With a political career spanning almost six decades, Sayeed topped the list of Delhi's point men in the conflict-torn state. Leaders from across the political spectrum including Prime Minister Narendra Modi and Congress President Sonia Gandhi expressed their condolences.
Here's everything you need to know about late Mufti Mohammad Sayeed
Mufti's political career began in 1950s after joining Democratic National Conference party - a Congress-proxy led by GM Sadiq. This party came to be after veteran Kashmiri leader and grandfather of former Chief Minister Omar Abdullah was jailed by Nehru in 1953.
Often dubbed as an "opportunist" and "shrewd" by his political rivals, Mufti was known to change his allegiances to various parties throughout his career. Initially groomed in Congress, Mufti also had a stint with Janata Dal, then again with Congress and finally launched his own party Peoples Democratic Party (PDP) in 1996.
He became a Cabinet Minister under Congress government led by Mir Qasim in 1972, but his ambition of becoming J&K Chief Minister were realised only in 2002 after his party PDP formed an alliance with the Congress to share the CM's post for three years.
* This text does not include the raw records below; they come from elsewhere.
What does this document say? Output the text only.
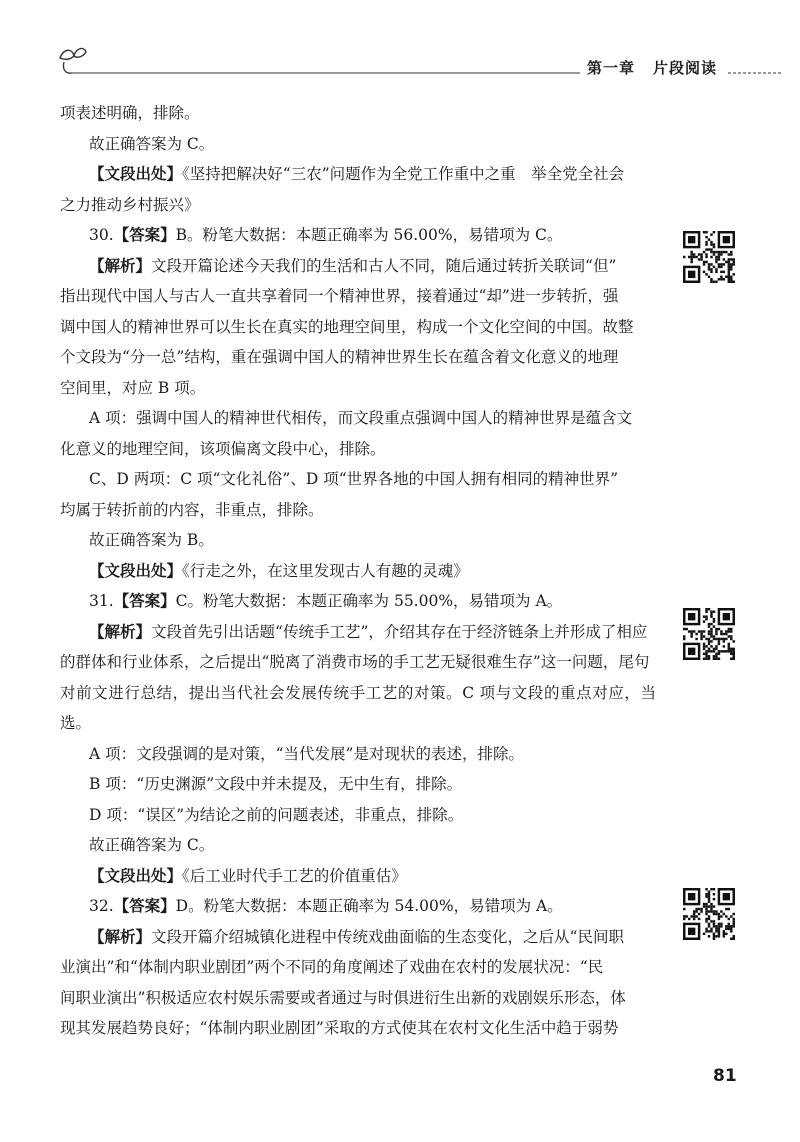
第一章 片段阅读

项表述明确，排除。

故正确答案为 C。

【文段出处】《坚持把解决好“三农”问题作为全党工作重中之重　举全党全社会

之力推动乡村振兴》

30.【答案】B。粉笔大数据：本题正确率为 56.00%，易错项为 C。

【解析】文段开篇论述今天我们的生活和古人不同，随后通过转折关联词“但”

指出现代中国人与古人一直共享着同一个精神世界，接着通过“却”进一步转折，强

调中国人的精神世界可以生长在真实的地理空间里，构成一个文化空间的中国。故整

个文段为“分一总”结构，重在强调中国人的精神世界生长在蕴含着文化意义的地理

空间里，对应 B 项。

A 项：强调中国人的精神世代相传，而文段重点强调中国人的精神世界是蕴含文

化意义的地理空间，该项偏离文段中心，排除。

C、D 两项：C 项“文化礼俗”、D 项“世界各地的中国人拥有相同的精神世界”

均属于转折前的内容，非重点，排除。

故正确答案为 B。

【文段出处】《行走之外，在这里发现古人有趣的灵魂》

31.【答案】C。粉笔大数据：本题正确率为 55.00%，易错项为 A。

【解析】文段首先引出话题“传统手工艺”，介绍其存在于经济链条上并形成了相应

的群体和行业体系，之后提出“脱离了消费市场的手工艺无疑很难生存”这一问题，尾句

对前文进行总结，提出当代社会发展传统手工艺的对策。C 项与文段的重点对应，当选。

A 项：文段强调的是对策，“当代发展”是对现状的表述，排除。

B 项：“历史渊源”文段中并未提及，无中生有，排除。

D 项：“误区”为结论之前的问题表述，非重点，排除。

故正确答案为 C。

【文段出处】《后工业时代手工艺的价值重估》

32.【答案】D。粉笔大数据：本题正确率为 54.00%，易错项为 A。

【解析】文段开篇介绍城镇化进程中传统戏曲面临的生态变化，之后从“民间职

业演出”和“体制内职业剧团”两个不同的角度阐述了戏曲在农村的发展状况：“民

间职业演出”积极适应农村娱乐需要或者通过与时俱进衍生出新的戏剧娱乐形态，体

现其发展趋势良好；“体制内职业剧团”采取的方式使其在农村文化生活中趋于弱势

81
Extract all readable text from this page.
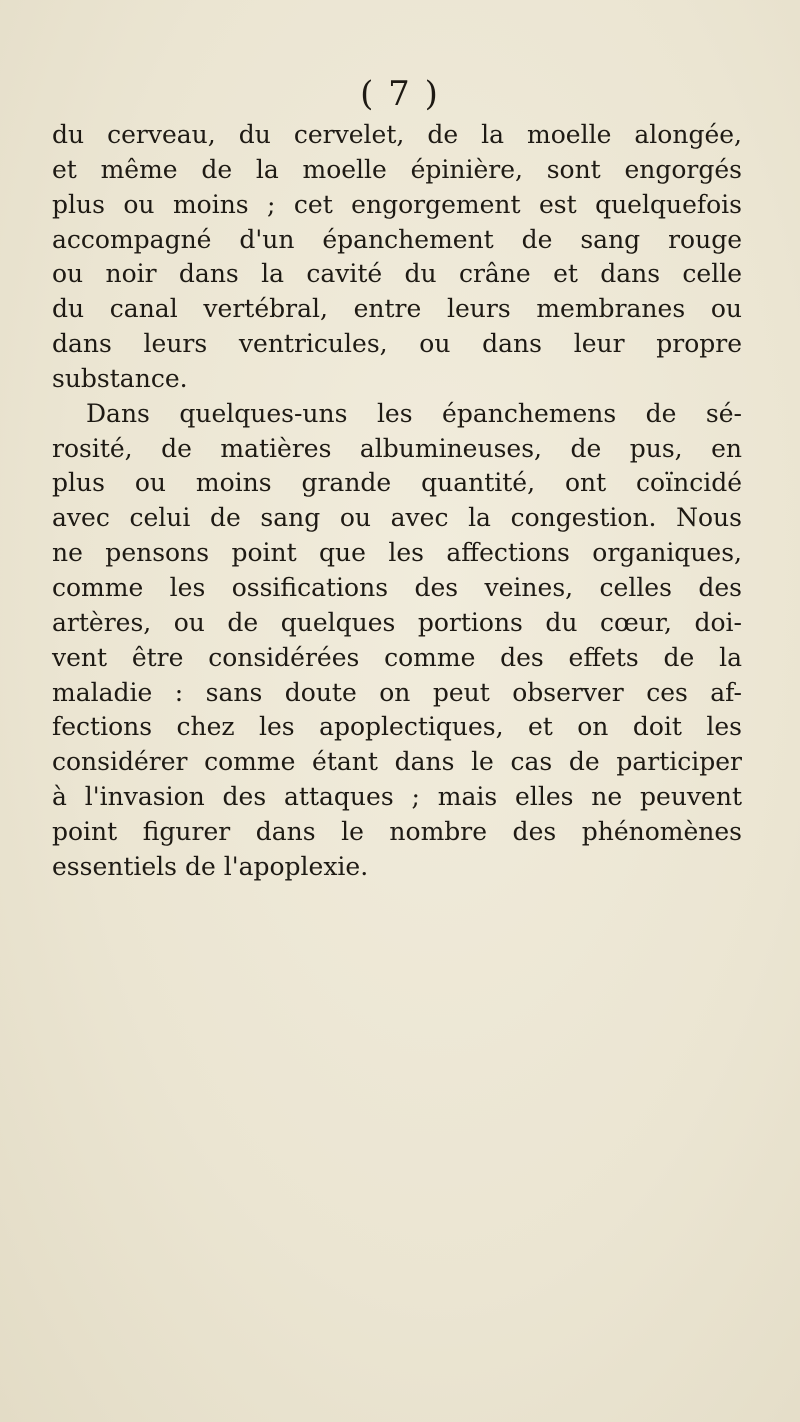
( 7 )
du cerveau, du cervelet, de la moelle alongée,
et même de la moelle épinière, sont engorgés
plus ou moins ; cet engorgement est quelquefois
accompagné d'un épanchement de sang rouge
ou noir dans la cavité du crâne et dans celle
du canal vertébral, entre leurs membranes ou
dans leurs ventricules, ou dans leur propre
substance.
Dans quelques-uns les épanchemens de sé-
rosité, de matières albumineuses, de pus, en
plus ou moins grande quantité, ont coïncidé
avec celui de sang ou avec la congestion. Nous
ne pensons point que les affections organiques,
comme les ossifications des veines, celles des
artères, ou de quelques portions du cœur, doi-
vent être considérées comme des effets de la
maladie : sans doute on peut observer ces af-
fections chez les apoplectiques, et on doit les
considérer comme étant dans le cas de participer
à l'invasion des attaques ; mais elles ne peuvent
point figurer dans le nombre des phénomènes
essentiels de l'apoplexie.
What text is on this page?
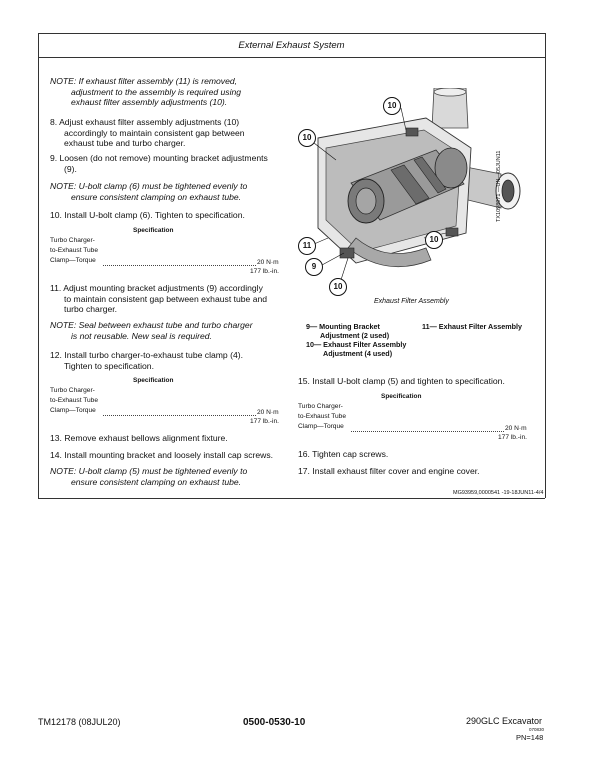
External Exhaust System
NOTE: If exhaust filter assembly (11) is removed,
adjustment to the assembly is required using
exhaust filter assembly adjustments (10).
8. Adjust exhaust filter assembly adjustments (10)
accordingly to maintain consistent gap between
exhaust tube and turbo charger.
9. Loosen (do not remove) mounting bracket adjustments
(9).
NOTE: U-bolt clamp (6) must be tightened evenly to
ensure consistent clamping on exhaust tube.
10. Install U-bolt clamp (6). Tighten to specification.
Specification
Turbo Charger-
to-Exhaust Tube
Clamp—Torque	20 N·m
177 lb.-in.
11. Adjust mounting bracket adjustments (9) accordingly
to maintain consistent gap between exhaust tube and
turbo charger.
NOTE: Seal between exhaust tube and turbo charger
is not reusable. New seal is required.
12. Install turbo charger-to-exhaust tube clamp (4).
Tighten to specification.
Specification
Turbo Charger-
to-Exhaust Tube
Clamp—Torque	20 N·m
177 lb.-in.
13. Remove exhaust bellows alignment fixture.
14. Install mounting bracket and loosely install cap screws.
NOTE: U-bolt clamp (5) must be tightened evenly to
ensure consistent clamping on exhaust tube.
10
10
11
9
10
10
TX1098971 —UN—05JUN11
Exhaust Filter Assembly
9— Mounting Bracket
Adjustment (2 used)
10— Exhaust Filter Assembly
Adjustment (4 used)
11— Exhaust Filter Assembly
15. Install U-bolt clamp (5) and tighten to specification.
Specification
Turbo Charger-
to-Exhaust Tube
Clamp—Torque	20 N·m
177 lb.-in.
16. Tighten cap screws.
17. Install exhaust filter cover and engine cover.
MG93959,0000541 -19-18JUN11-4/4
TM12178 (08JUL20)	0500-0530-10	290GLC Excavator
070830
PN=148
Mufti has now effectively never completed a full six-year term in his career.
Mufti emerged on the landscape of mainstream Indian politics after becoming the first ever Muslim Home Minister in 1989.
However, that turned into one of his lows when pro-Independence Kashmiri militant group Jammu and Kashmir Liberation Front kidnapped his daughter Rubaiya Sayeed to demand release of arrested members. While his daughter was eventually released in exchange of five militants, the incident was a major source of embarrassment for the Indian state.
Mufti had unmatched patience and remarkable reconciliation tactics when it came to bridging differences. That's what had actually led to his alliance with BJP - something unthinkable in terms of J&K politics till last year.
A firm believer of Indian constitution, Mufti's tenure of three years in 2002 was largely seen as more accommodating to separatist voices in Jammu and Kashmir. However, his efforts to ensure peace between India and Pakistan by working towards building trust and interaction between Indian-controlled Kashmir and Pakistan-controlled Kashmir, didn't result in any change on ground.
79-year-old Sayeed is survived by his wife, three daughters including PDP President Mehbooba Mufti, and a son.